Athens Central Development Council gave the green light Thursday to a 22-storey mixed-use tower on Pireos Street near Metaxourgeio, the tallest privately financed residential project approved in the Greek capital since 2016. The €185 million scheme, submitted by Attica-based developer Hellenic Urban Projects SA, will rise on a 4,200 square-metre plot that has sat derelict since a 2009 fire gutted the former Thermoplastiki industrial complex.
The timing matters. Athens has spent the past three years absorbing record foreign investment in its central neighbourhoods, driven partly by the Golden Visa programme's ongoing — if restructured — pull on non-EU buyers, and partly by a domestic market where asking prices in the historic centre topped €3,100 per square metre in the first quarter of 2026 according to property portal Spitogato. Demand for new-build stock near the CBD has consistently outstripped supply. This approval is the first large-scale mixed-use consent granted under the revised Attica Regional Spatial Plan that came into force in January 2026, making it a test case for how the new rules will reshape the city's skyline.
What Gets Built and Where
The Pireos Street scheme spans floors one through five with commercial and co-working space managed under a partnership with WeWork's European affiliate. Floors six through 22 deliver 198 residential units ranging from 48 sq m studios priced from €320,000 to four-bedroom penthouses listed at €1.4 million. A publicly accessible ground-floor arcade connecting Pireos to Konstantinoupoleos Street is a condition of the consent, designed to stitch the development into the pedestrian fabric of Metaxourgeio rather than seal it off behind a lobby.

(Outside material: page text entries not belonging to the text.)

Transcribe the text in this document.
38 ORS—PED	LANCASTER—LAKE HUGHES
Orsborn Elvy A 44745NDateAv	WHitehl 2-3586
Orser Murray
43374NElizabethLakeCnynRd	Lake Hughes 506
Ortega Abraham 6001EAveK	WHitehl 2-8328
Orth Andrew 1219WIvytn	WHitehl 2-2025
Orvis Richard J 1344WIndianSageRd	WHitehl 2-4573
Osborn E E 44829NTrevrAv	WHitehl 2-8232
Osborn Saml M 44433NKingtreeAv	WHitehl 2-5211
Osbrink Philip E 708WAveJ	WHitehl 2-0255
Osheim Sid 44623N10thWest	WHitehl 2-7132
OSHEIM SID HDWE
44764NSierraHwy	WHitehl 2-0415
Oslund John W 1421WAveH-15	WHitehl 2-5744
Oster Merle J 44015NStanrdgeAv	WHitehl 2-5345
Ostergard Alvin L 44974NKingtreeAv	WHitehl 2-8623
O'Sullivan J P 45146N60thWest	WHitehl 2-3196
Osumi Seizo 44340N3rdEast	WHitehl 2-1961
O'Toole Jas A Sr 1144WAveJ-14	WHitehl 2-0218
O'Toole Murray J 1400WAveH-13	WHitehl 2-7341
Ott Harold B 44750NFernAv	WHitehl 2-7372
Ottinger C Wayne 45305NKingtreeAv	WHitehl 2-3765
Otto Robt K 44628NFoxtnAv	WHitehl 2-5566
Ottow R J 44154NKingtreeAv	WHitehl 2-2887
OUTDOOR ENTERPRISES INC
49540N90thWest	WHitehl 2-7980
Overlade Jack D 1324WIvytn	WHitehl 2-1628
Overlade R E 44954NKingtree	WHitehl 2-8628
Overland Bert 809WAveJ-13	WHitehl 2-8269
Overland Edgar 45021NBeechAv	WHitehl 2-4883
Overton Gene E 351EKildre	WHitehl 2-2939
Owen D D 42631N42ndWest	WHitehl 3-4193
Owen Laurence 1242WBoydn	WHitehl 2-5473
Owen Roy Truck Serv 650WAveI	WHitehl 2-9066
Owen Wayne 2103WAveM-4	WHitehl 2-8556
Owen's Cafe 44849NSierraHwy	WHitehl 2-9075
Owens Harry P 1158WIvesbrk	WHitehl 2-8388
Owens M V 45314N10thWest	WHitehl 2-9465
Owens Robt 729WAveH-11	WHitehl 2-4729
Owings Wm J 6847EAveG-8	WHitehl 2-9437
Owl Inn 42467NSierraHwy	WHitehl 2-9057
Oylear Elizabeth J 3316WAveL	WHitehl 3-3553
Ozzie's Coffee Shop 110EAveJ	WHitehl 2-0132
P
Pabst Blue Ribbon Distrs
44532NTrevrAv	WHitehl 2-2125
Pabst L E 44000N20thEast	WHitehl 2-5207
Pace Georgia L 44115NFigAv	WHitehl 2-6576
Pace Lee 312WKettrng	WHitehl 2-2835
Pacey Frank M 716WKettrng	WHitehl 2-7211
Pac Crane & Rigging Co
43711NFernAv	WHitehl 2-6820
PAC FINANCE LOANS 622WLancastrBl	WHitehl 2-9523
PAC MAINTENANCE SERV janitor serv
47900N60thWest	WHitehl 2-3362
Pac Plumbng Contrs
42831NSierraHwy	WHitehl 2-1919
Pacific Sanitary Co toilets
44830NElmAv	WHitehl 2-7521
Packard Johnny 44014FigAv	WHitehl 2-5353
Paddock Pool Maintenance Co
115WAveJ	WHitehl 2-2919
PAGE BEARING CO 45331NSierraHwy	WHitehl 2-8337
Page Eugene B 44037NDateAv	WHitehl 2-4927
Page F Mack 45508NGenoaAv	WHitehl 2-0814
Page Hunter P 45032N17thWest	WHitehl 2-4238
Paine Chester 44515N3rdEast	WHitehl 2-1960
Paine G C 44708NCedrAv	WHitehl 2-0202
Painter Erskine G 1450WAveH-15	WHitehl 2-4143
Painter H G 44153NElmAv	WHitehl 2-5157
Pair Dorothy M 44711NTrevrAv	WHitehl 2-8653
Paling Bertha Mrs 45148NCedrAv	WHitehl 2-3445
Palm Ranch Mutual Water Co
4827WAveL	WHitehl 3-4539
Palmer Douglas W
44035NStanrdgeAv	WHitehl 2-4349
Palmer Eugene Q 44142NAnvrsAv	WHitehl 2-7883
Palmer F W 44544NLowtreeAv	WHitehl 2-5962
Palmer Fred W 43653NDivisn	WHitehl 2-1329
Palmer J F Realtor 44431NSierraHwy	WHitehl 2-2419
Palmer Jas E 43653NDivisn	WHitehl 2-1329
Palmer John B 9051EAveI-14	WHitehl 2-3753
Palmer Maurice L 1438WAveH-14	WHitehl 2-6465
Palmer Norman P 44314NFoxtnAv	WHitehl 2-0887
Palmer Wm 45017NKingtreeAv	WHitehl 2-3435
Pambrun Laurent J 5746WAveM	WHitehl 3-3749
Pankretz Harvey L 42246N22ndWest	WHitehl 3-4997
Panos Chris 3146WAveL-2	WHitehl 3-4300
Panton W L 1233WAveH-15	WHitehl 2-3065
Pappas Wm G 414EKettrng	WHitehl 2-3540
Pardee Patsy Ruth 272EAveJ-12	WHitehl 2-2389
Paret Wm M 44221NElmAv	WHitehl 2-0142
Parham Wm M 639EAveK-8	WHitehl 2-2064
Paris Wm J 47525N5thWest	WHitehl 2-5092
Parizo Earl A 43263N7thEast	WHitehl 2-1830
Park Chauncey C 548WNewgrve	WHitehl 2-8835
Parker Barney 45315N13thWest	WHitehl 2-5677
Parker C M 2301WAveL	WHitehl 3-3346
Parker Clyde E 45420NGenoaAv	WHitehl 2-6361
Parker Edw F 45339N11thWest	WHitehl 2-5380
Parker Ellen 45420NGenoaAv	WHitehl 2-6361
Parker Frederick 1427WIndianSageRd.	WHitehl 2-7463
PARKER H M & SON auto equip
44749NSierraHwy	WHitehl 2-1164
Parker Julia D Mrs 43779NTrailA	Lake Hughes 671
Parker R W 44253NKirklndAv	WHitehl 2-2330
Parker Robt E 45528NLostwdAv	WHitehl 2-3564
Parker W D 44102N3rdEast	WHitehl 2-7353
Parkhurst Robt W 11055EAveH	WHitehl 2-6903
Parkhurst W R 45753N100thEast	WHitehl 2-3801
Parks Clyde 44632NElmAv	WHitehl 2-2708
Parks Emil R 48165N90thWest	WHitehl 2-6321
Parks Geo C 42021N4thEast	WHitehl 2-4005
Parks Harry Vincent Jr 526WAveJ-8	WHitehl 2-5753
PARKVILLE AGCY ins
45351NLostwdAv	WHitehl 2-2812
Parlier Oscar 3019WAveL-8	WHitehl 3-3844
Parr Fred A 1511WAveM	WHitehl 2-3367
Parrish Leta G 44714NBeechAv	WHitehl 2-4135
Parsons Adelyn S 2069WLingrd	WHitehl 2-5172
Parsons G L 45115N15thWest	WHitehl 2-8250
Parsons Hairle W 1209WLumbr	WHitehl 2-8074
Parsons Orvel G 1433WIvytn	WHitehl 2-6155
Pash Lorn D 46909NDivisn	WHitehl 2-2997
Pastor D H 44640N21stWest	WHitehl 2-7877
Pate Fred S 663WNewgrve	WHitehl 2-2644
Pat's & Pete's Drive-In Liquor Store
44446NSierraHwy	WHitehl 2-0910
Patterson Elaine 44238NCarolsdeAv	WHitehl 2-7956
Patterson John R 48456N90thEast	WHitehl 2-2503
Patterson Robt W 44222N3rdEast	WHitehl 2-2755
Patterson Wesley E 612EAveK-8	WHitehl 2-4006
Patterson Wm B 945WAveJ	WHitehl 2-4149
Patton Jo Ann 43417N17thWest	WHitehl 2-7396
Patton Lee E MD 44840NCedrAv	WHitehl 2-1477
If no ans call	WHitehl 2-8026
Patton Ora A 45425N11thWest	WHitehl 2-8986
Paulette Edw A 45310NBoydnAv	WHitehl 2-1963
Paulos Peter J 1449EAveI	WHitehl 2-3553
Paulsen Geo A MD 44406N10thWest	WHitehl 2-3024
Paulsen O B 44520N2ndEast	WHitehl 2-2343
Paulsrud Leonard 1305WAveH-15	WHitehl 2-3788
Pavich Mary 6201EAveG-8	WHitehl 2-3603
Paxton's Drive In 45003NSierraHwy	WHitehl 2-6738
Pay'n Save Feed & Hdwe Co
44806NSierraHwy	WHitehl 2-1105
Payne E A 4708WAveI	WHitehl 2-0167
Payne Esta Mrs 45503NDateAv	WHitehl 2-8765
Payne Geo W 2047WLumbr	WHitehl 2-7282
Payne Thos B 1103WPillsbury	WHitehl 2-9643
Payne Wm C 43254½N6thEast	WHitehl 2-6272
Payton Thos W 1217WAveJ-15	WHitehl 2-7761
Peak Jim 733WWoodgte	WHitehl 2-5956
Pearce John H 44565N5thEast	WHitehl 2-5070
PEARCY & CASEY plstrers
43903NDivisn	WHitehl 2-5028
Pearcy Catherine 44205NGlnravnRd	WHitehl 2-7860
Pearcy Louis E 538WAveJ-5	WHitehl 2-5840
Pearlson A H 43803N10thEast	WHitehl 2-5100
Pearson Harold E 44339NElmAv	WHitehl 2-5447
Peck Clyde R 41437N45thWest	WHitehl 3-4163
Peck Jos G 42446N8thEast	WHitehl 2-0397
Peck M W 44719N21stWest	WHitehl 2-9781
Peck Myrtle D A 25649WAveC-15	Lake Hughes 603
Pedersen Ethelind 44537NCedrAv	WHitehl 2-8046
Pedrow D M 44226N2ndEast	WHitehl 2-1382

The Metaxourgeio neighbourhood is relevant here. Once synonymous with neglect and high vacancy, the district around Iera Odos and Keramikos metro station has drawn a run of boutique hotels, galleries and refurbished apartment blocks since roughly 2021. The Onassis Cultural Centre's Stegi venue nearby accelerated that shift. Hellenic Urban Projects identified the Thermoplastiki site three years ago and spent 18 months navigating the Archaeological Council's requirements, given that excavations during foundation surveys uncovered late Roman-period walls at a depth of four metres — those findings are now being coordinated with the Central Archaeological Council and will be incorporated into a ground-floor display within the arcade.
Numbers Behind the Decision
Planning documents lodged with the Ministry of Environment and Energy show the project will create an estimated 340 construction jobs over a 38-month build period, with completion targeted for September 2029. The developer has committed €2.3 million to a public realm fund administered by the Municipality of Athens, earmarked specifically for streetscape upgrades along Pireos between Omonia and Kerameikos. That contribution is the largest single private infrastructure payment made under the municipality's 2024 Urban Regeneration Compact.
Greece's broader construction sector recorded a 14.7 percent rise in building permits issued during the first five months of 2026 compared with the same period a year earlier, according to ELSTAT data published last month. Central Athens and Piraeus accounted for nearly a third of those permits by value. The Pireos Street tower will, on its own, represent roughly 6 percent of the total private residential floor area approved across the Attica region so far this year.
Residents and buyers watching the project should note that the public arcade must open before any residential units are occupied — a sequencing clause inserted by the council. Prospective purchasers can register interest through Hellenic Urban Projects' sales office on Stadiou Street from 14 July, when the formal pre-sales process launches. The company says roughly 40 percent of units have already been reserved under preliminary agreements signed during the planning phase. For those tracking the neighbourhood's trajectory, the planning documents are now publicly available on the Ministry of Environment's e-permits portal, reference file ATT-2026-04417.